Taster Track : Patterns


I Dreamed A Dream : Tim Foljahn


Tim Foljahn provides classic, mature singer songwriting of a kind that’s all too uncommon now.


It’s not a criticism to describe Tim Foljahn as a musician’s musician. It’s more recognition that he has a deep understanding of how to use music for effect. You can’t classify his style because he looks across the complete musical spectrum and selects the tools and material needed to create a specific effect with each song.


‘Once’ introduces chamber pop in a song that grows melodically and layer by layer from simple beginnings. ‘Ghost Ripper’ has a darker bluesy sound. ‘Remember Me’ is a song driven by it’s electronic pulse. It’s sparse when it needs to be, but lush when it can be, as on ‘Day Is Done’. It’s not always a cheerful album, teling of and anticipating death in a couple of songs, but ‘I Can’t Decide’ bounces along nicely.
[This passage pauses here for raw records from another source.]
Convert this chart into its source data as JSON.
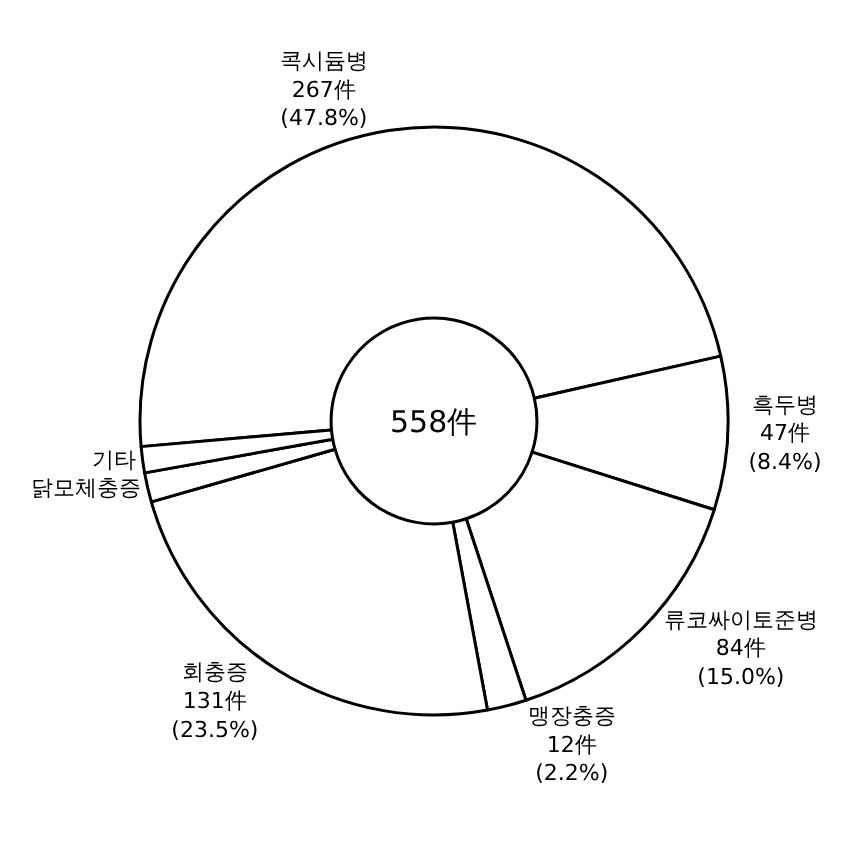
{
  "chart_data": {
    "type": "donut",
    "categories": [
      "콕시듐병",
      "흑두병",
      "류코싸이토준병",
      "맹장충증",
      "회충증",
      "닭모체충증",
      "기타"
    ],
    "values": [
      267,
      47,
      84,
      12,
      131,
      9,
      8
    ],
    "value_labels": [
      "267件 (47.8%)",
      "47件 (8.4%)",
      "84件 (15.0%)",
      "12件 (2.2%)",
      "131件 (23.5%)",
      null,
      null
    ],
    "colors": [
      "#ffffff",
      "#ffffff",
      "#ffffff",
      "#ffffff",
      "#ffffff",
      "#ffffff",
      "#ffffff"
    ],
    "annotations": [
      "558件"
    ],
    "legend": false
  }
}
This album is full of top quality songwriting, of a kind that doesn’t attract the attention it deserves. It’s in the line of the likes of Leonard Cohen and Jeff Buckley - part of rock’s scared canon of songwriters. The trouble is that they’re often shunned as hard work by the lovers of hi energy, raw punk, ‘Tiger Feet’ and the like.


This is an album to savour and appreciate. It’s also an album with elements to love.


Taster Track : Once


Invitation : Ward Thomas


In its field of radio friendly country pop, this album is difficult to beat.


I gained a valuable insight when I listened to this record. When I started this blog, I hoped that listening to music more attentively, and having time to explore different kinds of music would open my ears to more demanding and stretching genres and sounds. I forgot though, that there were styles and sounds that sounded safer than my typical listening and I had dismissed as being of limited interest and value. Really, I had to revisit some of these and reassess their qualities.


This doesn’t mean that I am now addicted to Ken Bruce’s mid morning Radio 2 programme. But I have to say that, even if it isn’t to my personal taste, it’s hard to see how Ward Thomas could improve their performance and sound. It’s a template for any y student of the musical performing arts. It’s also unobtrusive enough to be good music to listen to while working from home.


For those unfamiliar with Ward Thomas, and let’s face it there may be some of you who are not numbered in the 5m YouTube viewers of their earlier song ‘Carry You Home’, they’re twin sisters with a lovely line in country styled harmonising. It drifts by in an inoffensively nice way.


What makes this a lot more palatable is that there’s a friendly sincerity throughout. Try ‘Painted Legacy’ for that. There’s a catchiness to ‘Don’t Be A Stranger’ that is perfect for long car journeys. Its title highlights their homely and friendly style. It’s the kind of phrase my parents’ generation would use. They’re confident enough in their voices to risk an acapella song, ‘Dear Me’, and they carry it off beautifully.


I’ve described them as country pop because that’s how they’re described on Wikipedia. In fact they’re clearly moving further into the mainstream. ‘My Favourite Poison’ is a slower number with cinematic strings. They could be contenders for the next James Bond soundtrack that aims to bring out his sensitive side. They collaborate with James Blunt on ‘Halfway’, a move that works well for both of them.


Of its type, it’s as good as it could be - and that’s very good. I won’t pretend that this is the type of music I’ll be returning to regularly. But I’d rather listen to this than to some Svengali driven puppet act that’s sold its soul for a lick of fame and success.